Всё же наконец удалось демобилизоваться. Впереди была Москва, я там до войны уже успел немного поучиться, а вернувшись, поступил в Суриковский институт… В Москве меня ждала любимая девушка. Марина тоже рисовала. В ней чудесным образом сочетались весёлость, задор со смирением – она была верующая, православная.
– Над чем вы работали после войны?
– Я писал всё, что хотел: натюрморты, пейзажи, портреты… Но меня ничуть не занимали портреты, похожие на фотографии. Я искал не подобие лица, а философию, смысл, внутренний портрет человека.
Марина учила меня больше смотреть на небо и думать о вечном.

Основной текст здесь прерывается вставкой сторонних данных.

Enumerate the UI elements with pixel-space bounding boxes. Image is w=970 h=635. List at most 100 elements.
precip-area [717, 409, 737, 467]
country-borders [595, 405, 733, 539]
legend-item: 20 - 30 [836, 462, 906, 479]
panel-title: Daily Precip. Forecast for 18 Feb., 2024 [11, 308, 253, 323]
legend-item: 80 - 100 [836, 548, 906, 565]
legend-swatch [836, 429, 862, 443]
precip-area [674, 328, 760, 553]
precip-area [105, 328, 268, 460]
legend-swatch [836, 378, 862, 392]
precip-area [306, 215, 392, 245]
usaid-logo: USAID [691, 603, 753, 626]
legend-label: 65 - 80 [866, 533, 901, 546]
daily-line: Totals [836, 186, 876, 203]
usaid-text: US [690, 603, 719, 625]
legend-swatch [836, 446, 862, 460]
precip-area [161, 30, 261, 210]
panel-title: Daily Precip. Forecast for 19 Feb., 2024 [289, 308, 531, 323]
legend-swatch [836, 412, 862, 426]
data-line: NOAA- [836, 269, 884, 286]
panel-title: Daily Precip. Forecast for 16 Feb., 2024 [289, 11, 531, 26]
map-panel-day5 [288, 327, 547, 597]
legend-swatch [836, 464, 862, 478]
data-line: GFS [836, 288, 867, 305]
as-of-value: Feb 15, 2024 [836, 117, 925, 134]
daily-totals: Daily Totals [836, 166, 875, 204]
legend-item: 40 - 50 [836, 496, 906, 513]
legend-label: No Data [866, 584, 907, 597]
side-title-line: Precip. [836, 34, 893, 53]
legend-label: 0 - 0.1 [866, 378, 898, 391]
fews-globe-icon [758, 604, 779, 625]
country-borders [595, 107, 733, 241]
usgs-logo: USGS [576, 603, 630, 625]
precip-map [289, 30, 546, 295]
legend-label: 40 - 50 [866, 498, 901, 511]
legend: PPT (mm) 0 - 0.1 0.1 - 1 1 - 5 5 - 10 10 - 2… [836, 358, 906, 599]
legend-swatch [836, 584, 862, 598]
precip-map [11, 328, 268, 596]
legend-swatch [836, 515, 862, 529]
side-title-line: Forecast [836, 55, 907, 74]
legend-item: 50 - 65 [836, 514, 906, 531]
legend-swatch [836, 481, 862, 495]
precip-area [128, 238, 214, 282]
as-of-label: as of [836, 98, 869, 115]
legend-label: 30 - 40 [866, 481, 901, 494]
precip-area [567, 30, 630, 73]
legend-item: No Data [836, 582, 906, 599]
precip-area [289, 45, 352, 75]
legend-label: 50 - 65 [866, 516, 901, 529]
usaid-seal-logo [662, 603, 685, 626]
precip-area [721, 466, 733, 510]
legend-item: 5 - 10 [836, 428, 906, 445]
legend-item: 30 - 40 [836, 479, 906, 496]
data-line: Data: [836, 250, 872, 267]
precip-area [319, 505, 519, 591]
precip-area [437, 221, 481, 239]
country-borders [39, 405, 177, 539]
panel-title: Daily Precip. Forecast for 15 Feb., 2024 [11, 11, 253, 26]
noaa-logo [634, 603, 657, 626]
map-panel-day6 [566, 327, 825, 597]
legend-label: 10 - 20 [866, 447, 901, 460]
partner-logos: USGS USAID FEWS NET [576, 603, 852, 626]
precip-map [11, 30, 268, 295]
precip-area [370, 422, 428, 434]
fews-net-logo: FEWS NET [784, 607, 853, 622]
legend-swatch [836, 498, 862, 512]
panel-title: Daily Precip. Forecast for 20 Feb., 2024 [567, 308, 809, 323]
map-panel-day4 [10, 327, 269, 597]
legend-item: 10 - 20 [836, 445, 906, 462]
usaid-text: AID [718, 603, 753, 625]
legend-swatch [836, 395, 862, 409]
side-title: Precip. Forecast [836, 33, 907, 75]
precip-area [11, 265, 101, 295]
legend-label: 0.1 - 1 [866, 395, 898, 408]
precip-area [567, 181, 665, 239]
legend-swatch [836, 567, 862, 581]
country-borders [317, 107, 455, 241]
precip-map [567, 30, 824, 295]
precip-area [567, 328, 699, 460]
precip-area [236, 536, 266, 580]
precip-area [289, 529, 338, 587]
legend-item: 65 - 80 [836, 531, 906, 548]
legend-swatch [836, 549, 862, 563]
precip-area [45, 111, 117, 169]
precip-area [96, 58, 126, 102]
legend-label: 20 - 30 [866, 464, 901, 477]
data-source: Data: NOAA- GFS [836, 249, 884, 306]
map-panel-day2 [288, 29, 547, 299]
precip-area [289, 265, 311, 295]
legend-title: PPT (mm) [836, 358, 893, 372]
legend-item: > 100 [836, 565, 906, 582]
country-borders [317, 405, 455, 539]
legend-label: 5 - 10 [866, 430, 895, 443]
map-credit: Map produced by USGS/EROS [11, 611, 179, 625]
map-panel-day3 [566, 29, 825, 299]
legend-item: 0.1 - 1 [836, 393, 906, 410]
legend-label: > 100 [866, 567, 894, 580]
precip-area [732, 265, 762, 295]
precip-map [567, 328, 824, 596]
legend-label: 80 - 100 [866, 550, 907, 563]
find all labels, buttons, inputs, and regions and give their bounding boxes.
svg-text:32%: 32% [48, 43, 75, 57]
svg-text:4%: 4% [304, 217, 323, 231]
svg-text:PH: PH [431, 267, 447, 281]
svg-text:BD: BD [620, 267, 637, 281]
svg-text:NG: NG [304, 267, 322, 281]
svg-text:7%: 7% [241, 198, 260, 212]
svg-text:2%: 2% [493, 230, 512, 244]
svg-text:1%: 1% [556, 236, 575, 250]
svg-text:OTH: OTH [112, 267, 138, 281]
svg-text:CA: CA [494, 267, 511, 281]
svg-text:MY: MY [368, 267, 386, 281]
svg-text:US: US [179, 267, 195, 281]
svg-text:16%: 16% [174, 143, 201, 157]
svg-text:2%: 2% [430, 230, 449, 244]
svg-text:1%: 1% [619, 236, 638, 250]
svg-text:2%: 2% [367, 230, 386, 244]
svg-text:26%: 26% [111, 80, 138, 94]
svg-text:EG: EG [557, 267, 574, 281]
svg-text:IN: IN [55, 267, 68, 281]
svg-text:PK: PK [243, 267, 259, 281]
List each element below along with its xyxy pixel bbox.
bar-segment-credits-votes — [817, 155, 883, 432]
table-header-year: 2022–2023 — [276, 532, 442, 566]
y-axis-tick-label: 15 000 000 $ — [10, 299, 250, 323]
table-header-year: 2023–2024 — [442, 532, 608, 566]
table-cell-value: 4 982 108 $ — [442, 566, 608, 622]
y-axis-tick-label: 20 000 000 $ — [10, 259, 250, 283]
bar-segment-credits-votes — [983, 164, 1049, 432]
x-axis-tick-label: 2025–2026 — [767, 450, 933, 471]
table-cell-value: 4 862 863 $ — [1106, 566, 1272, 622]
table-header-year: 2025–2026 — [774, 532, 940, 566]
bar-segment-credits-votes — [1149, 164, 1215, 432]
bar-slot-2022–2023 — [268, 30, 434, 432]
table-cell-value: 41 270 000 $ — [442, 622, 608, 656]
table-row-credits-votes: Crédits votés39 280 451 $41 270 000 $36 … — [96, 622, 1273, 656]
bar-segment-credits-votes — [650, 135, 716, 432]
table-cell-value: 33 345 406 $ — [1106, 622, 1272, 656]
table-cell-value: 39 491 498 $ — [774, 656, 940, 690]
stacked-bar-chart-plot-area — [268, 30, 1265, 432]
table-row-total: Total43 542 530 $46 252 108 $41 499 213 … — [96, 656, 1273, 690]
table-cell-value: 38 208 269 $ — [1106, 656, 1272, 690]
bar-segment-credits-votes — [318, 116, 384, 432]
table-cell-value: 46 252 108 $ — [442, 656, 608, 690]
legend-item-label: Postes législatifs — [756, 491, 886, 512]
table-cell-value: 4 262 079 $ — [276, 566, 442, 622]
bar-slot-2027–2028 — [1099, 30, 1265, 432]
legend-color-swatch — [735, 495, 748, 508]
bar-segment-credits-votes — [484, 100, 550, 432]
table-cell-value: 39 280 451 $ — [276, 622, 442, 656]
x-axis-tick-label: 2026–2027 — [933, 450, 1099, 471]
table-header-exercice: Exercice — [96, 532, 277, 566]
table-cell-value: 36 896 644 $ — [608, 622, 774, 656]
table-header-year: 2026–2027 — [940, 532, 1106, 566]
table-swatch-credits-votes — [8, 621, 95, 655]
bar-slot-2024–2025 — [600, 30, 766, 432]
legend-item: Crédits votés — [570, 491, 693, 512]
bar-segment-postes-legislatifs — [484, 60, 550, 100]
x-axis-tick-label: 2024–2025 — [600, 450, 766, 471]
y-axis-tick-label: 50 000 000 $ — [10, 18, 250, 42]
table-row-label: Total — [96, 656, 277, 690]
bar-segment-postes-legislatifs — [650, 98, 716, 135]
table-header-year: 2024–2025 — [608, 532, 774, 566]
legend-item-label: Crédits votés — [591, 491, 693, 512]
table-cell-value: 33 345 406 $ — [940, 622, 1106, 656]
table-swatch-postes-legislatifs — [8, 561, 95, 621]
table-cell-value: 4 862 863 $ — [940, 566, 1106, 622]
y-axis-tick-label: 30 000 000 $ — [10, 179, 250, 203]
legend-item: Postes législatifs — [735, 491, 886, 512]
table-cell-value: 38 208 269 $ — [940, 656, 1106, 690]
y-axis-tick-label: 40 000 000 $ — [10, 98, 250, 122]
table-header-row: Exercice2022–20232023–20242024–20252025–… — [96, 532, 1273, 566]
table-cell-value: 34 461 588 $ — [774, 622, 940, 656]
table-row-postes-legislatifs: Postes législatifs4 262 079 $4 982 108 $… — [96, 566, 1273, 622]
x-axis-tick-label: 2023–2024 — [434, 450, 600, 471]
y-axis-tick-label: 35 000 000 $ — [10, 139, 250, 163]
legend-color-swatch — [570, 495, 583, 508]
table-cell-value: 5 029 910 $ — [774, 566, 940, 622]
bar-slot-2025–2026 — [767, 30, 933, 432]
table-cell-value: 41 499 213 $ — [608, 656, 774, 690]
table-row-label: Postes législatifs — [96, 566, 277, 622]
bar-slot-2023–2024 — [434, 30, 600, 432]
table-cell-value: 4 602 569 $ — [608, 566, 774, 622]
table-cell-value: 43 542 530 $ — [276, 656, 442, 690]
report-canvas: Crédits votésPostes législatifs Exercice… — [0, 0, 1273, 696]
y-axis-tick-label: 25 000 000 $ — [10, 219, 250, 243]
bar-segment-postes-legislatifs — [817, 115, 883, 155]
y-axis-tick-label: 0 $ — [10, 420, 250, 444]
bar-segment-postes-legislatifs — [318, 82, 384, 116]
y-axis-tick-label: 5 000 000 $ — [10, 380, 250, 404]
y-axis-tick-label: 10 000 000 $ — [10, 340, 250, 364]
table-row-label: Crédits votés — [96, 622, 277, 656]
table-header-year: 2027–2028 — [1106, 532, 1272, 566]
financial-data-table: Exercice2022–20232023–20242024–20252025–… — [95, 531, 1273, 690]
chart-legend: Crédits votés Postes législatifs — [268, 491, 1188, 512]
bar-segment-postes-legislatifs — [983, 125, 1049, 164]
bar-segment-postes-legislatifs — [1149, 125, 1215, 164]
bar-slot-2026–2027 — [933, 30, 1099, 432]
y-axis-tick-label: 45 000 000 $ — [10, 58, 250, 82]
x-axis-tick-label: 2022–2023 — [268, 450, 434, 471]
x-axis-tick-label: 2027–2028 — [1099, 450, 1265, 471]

Я писал портреты «с аксессуарами», т.е. с предметами, занимавшими моего героя. Гумилёв – рядом с монархическим флагом и саблей. Ахматова – с цепями и книгой… Дерзнул взяться за Гоголя – не старика, не печальника, а просветлённого, хотя и в последние дни жизни, и написал его в комнате, залитой светом…
– Что за птица у вашего плеча на автопортрете?
– Картину хочу назвать «Диалог с птицей». Это белый голубь. Дважды, пока была жива Марина, к нам на балкон залетал белый голубь… Один даже жил у нас, мы выделили ему в серванте целую полочку… Потом не стало Марины, улетел голубь, но он не уходил из моей памяти. Вот и оказался на автопортрете…
…Сергей Яковлевич немногословен. Уже тридцать лет не выходит на улицу. Однако всегда с радостью встречает гостей, хочется задать вопрос о его потрясающем творческом долголетии. Худенький, лёгкий, как птица с чуть кружащейся головой. Он ничуть не тревожится о своей славе, не озабочен наследством, не любит шумихи. Он и свои сто лет отметил тихо. «С кем?» – спросила я. «С друзьями и болезнями», – тихо сказал Сергей Яковлевич.